An Artificial Intelligence (AI) model is, by nature, a data devourer. It is trained on billions of pieces of information available on the internet and, in many cases, also on the content that users themselves type directly. This continuous interaction means that every time you converse with the AI, the model learns more about how people communicate and, potentially, about you in particular. The simple act of interacting already constitutes an act of exposure that many overlook.
“People often do not realize that by sending information to an LLM (Large Language Model), they are exposing data to an environment that does not differentiate between sensitive and common content. Many users copy code, contracts, internal records, or personal data believing they are in a private space, but the model merely processes what it receives, and the providers may retain this data for themselves, for AI learning, in addition to technical logs for audit and security,” warns Pollyne Zunino, Deputy Coordinator of the SWAT Team at Apura and an expert in Cybercrime Investigation, Electronic Fraud, and Digital Intelligence.
The survey conducted by the Apura team sheds light on an increasingly common trap we fail to see: the innocent delivery of sensitive information to systems that were not designed to keep it safe.
And real cases illustrate the risk. One of the most frequent involves developers who send code snippets for optimization, unaware that they have left embedded access tokens, internal URLs, or temporary credentials within. Even if the model responds effectively, the damage is already done — meaning that confidential data has been transmitted, processed, and potentially logged on the platform. And once the information has been used for AI learning, it may eventually become part of a response for other users of the same LLM service. Whether it's a token, a CPF (Brazilian ID number), a piece of a contract, or a strategic pipeline, the logic is the same: what goes into the model becomes part of the AI and no longer returns to the user's control.

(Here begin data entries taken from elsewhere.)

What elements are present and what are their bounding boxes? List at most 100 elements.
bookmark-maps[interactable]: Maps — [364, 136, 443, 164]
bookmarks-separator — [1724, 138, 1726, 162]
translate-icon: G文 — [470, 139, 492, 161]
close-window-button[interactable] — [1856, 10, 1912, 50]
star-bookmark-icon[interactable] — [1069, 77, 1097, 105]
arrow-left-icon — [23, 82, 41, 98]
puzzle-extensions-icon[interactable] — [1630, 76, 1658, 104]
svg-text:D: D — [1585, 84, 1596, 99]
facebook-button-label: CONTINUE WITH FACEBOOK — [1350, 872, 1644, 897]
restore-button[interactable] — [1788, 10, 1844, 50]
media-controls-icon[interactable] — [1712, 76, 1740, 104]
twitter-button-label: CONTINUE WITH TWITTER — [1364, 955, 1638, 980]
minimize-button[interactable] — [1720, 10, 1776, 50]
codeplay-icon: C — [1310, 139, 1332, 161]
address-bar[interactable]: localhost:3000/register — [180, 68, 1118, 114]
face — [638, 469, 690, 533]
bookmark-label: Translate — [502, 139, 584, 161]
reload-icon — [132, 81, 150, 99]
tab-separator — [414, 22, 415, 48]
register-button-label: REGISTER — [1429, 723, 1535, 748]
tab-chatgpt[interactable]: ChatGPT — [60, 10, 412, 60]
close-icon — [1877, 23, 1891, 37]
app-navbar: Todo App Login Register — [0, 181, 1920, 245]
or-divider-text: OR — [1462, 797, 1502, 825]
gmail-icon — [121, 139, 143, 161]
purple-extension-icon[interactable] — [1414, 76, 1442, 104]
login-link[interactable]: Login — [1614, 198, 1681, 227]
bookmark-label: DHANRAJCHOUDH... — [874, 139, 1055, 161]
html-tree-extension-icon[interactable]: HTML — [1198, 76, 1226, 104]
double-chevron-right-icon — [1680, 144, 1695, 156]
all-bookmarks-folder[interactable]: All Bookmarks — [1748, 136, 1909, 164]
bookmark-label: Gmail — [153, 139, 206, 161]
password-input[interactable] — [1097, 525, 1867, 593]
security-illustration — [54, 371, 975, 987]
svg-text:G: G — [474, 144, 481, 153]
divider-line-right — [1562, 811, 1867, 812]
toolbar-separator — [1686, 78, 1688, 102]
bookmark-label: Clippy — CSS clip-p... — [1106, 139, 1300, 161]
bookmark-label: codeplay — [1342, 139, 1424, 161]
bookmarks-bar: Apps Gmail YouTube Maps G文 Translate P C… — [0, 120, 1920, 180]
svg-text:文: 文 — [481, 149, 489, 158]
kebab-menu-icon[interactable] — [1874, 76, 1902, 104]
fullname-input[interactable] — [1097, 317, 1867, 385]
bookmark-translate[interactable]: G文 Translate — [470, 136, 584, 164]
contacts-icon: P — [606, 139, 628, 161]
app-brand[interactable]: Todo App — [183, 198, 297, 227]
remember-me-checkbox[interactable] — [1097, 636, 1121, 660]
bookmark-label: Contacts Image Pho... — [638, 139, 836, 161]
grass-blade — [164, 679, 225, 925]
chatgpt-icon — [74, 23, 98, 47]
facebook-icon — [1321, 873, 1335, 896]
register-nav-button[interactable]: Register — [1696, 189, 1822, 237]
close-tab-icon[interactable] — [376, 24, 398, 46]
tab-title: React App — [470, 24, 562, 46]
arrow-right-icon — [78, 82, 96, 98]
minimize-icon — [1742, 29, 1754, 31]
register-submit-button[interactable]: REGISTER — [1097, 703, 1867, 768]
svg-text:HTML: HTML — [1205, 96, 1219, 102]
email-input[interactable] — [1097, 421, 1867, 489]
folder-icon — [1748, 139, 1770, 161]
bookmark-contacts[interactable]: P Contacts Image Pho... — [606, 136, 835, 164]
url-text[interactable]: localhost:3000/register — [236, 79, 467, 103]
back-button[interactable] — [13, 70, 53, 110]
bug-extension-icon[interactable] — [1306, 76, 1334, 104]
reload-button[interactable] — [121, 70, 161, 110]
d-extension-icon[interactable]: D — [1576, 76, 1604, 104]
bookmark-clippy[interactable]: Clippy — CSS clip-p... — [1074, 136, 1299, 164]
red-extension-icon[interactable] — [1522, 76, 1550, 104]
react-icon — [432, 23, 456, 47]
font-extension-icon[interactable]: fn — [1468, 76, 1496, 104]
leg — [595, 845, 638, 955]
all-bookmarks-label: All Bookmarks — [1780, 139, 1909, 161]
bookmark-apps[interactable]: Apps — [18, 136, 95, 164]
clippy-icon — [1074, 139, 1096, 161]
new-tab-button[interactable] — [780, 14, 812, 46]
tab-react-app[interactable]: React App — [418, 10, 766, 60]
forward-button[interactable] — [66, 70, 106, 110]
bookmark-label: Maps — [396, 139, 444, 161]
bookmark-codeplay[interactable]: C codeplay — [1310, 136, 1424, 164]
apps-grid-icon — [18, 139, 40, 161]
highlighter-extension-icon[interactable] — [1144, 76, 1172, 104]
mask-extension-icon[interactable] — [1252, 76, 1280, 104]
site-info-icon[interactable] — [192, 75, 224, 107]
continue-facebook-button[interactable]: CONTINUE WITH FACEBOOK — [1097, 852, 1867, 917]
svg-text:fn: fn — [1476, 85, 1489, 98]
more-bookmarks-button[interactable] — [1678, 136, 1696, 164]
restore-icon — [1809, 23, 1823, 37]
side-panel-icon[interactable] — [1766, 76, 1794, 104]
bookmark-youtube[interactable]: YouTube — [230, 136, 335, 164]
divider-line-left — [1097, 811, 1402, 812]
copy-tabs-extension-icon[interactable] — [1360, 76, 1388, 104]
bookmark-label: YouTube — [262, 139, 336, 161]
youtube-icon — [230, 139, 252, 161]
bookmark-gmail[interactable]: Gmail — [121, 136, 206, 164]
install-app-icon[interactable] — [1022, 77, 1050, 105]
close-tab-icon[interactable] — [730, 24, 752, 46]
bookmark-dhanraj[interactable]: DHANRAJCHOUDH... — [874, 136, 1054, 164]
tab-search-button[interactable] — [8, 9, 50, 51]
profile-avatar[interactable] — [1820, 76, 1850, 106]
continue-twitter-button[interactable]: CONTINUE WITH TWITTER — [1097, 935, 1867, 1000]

In companies, the scenario is even more critical. The ease of use and the spontaneous, unregulated adoption of AI tools by employees creates an environment known as Shadow AI's, a parallel and invisible ecosystem where corporate data circulates outside the protection layers designed to safeguard it.
Customer information, proprietary code, strategic plans, confidential contracts, and critical assets: everything can be copied, pasted, and sent to an external platform without any risk assessment.
Unapproved tools create gaps that go unnoticed by traditional cybersecurity defense systems, such as DLP, SIEM, and EDR, turning external AI models into potential leakage channels.
“Providers like OpenAI, Google, and Anthropic, to name a few, have privacy policies that limit the use of personal data and differentiate treatment between API and web interface,” explains Zunino. “Typically, they indicate that they do not use data sent via API to train models, although they may retain operational information for security.”.
In the realm of open source — a set of software, tools, systems, and communities whose source code is open and can be viewed, modified, enhanced, and distributed by anyone — protection falls entirely on whoever hosts and operates the model. And often, this hosting is not prepared or structured to ensure adequate security.
Apura emphasizes that cybercriminals are very aware of these facts. “Today, specialized groups exploit everything from configuration flaws in corporate models to involuntary leaks in logs, repositories, and internal instances,” explains the Apura Cyber Intelligence expert.
Techniques such as model inversion, membership inference and prompt injection. allow for extracting sensitive patterns, re-identifying users, manipulating model behavior, and reconstructing originally confidential data. “In other words, the criminal no longer needs to breach the network. They just need to access what was leaked through AI prompts,” reinforces Pollyne.
How to protect yourself
The expert emphasizes: “AI is not your diary. It is not your confidential email inbox. Before pasting any content, the question should be: ‘If this were to leak, would I be comfortable?’”.
Among the main guidelines:
• never insert sensitive personal or corporate data;
• strictly follow internal cybersecurity policies;
• prioritize AI tools approved by your company's technology and security team;
• adopt local models and autonomous agents operated within the company's own infrastructure.
“Local LLMs eliminate sending data to third parties and facilitate compliance with privacy legislation such as LGPD and GDPR. Furthermore, they enable advanced automations, with autonomous browsers, data extraction, and report generation, without compromising privacy,” she explains.
Apura, a reference in Cyber Threat Intelligence (CTI), has been closely monitoring the evolution of this risk ecosystem and mapping how criminals incorporate AI into every phase of an attack.
“We monitor open sources, communities, and infrastructures where criminals share leaked corporate prompts, sensitive artifacts, and new model exploitation techniques,” states Pollyne Zunino. “This work identifies involuntary exposures and also how malicious groups use AI to automate social engineering, vulnerability scanning, spear phishing and the production of more sophisticated malicious artifacts.”.
The expert concludes by stating: “AI is learning all the time, and if you don't pay attention, it can learn much more than it should.”